ISCLA SOLER
Antes de que el tiempo imperturbable y absoluto barra completamente el recuerdo de los días del pasado, quiero recordar a algunas personas; personas humildes, anónimas para los contemporáneos que habitaban aquellos días y siguen habitando entre los resortes estelares del espacio-tiempo.
Entre las calles de Sicilia y de Nápoles, escondida entre los nuevos bloques de pisos, existía un viejo caserón al que se accedía por un pequeño y angosto pasaje llamado Iscla Soler. En el caserón vivía una familia, la familia del señor Soler. El señor Soler era un hombre bastante mayor que por circunstancias de la guerra española había perdido un brazo. Allí transcurrían los días de los Soler.

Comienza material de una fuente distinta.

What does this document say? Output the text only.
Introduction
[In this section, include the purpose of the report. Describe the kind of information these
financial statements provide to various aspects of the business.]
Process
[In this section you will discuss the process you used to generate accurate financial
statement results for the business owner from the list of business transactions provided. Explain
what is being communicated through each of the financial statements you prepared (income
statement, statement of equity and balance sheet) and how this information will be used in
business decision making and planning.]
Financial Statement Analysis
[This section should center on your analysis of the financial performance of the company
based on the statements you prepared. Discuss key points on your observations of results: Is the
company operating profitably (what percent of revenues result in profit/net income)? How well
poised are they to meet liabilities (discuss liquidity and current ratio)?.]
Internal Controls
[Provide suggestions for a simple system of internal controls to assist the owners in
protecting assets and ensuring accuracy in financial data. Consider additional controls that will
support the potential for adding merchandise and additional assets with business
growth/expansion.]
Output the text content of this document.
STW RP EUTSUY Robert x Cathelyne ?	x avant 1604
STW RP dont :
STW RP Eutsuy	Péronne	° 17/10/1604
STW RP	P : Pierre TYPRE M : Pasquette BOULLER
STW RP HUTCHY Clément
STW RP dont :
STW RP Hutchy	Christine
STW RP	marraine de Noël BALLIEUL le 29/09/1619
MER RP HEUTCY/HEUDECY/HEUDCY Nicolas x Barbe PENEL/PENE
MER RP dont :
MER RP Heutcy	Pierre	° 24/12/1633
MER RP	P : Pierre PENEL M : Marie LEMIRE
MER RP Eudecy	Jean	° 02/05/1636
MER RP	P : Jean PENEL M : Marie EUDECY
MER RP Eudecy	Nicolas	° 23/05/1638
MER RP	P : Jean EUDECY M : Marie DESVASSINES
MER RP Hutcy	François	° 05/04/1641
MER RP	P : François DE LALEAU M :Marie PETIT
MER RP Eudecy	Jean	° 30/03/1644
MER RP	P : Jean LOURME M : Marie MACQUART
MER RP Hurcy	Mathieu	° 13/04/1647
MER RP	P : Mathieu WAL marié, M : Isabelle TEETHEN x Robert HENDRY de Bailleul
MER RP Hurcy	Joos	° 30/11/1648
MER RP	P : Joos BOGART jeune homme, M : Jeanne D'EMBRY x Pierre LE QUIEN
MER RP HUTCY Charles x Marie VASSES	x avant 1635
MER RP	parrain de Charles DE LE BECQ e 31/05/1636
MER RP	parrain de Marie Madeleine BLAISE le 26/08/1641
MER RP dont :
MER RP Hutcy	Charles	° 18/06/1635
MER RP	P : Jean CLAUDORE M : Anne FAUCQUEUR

En los días soleados de primavera y otoño, y todos los del largo verano barcelonés, se podía ver a la familia Soler sentada con sus hamacas, con la distracción de ver el paso de los transeúntes, los automóviles y los autobuses de línea urbana como el 45, el 47 o el 55. El señor Soler y su señora pasaban algunas horas junto a una tapia, en aquel apacible estado de reposo y meditación, intercambiando charlas entre ellos y saludando a las y los vecinos que caminaban por las aceras; ya fuera la de enfrente o en la que ellos estaban; también yo me contaba entre los miembros del vecindario.
El señor Soler vestía muy sencillamente, con los pantalones sujetos por unos clásicos tirantes y fumaba una gastada pipa de la que se desprendía un agradable y aromático humo que emanaba de la combustión de las hebras de su tabaco. Hablaba con lentitud y un marcado acento catalán, observado atentamente la reacción de su interlocutor, como si pudiera penetrar en los más recónditos espacios del espíritu del otro u otra, para extraer el néctar humano de los demás enriqueciendo su propio horizonte.
Además de su esposa, entre las sencillas hamacas del señor Soler y su esposa, se situaba la silla de ruedas de una siempre sonriente hija discapacitada y, a veces, sentado en una sencilla silla de comedor, un hijo menor. Completaba la familia otro hijo más mayor al que se veía sólo de vez en cuando, debido a sus ocupaciones.
Durante años, de manera prácticamente invariable, transcurría a mis ojos la vida de los habitantes de la Iscla Soler en su oasis extemporáneo de paz, como un silencioso y no declarado reto a la neurosis de una modernidad que nos despersonalizaba a todos... menos a ellos.
Uno se pregunta si no hubiera sido lo más normal, la vida más humana, que la ciudad entera no hubiera sido una expandida Iscla Soler, y si no hubiera impactado entonces la visión de un solo gran edificio de plantas, con vecinos prácticamente invisibles y casi desconocidos, sumidos en un caos incesante de movimientos nerviosos, en una búsqueda insaciable de una felicidad alieada, materializada en unos productos fungibles tras los cuales estaría perdida toda humanidad, y donde no hubiera bellos lugares recónditos que descubrir en el espíritu de los demás.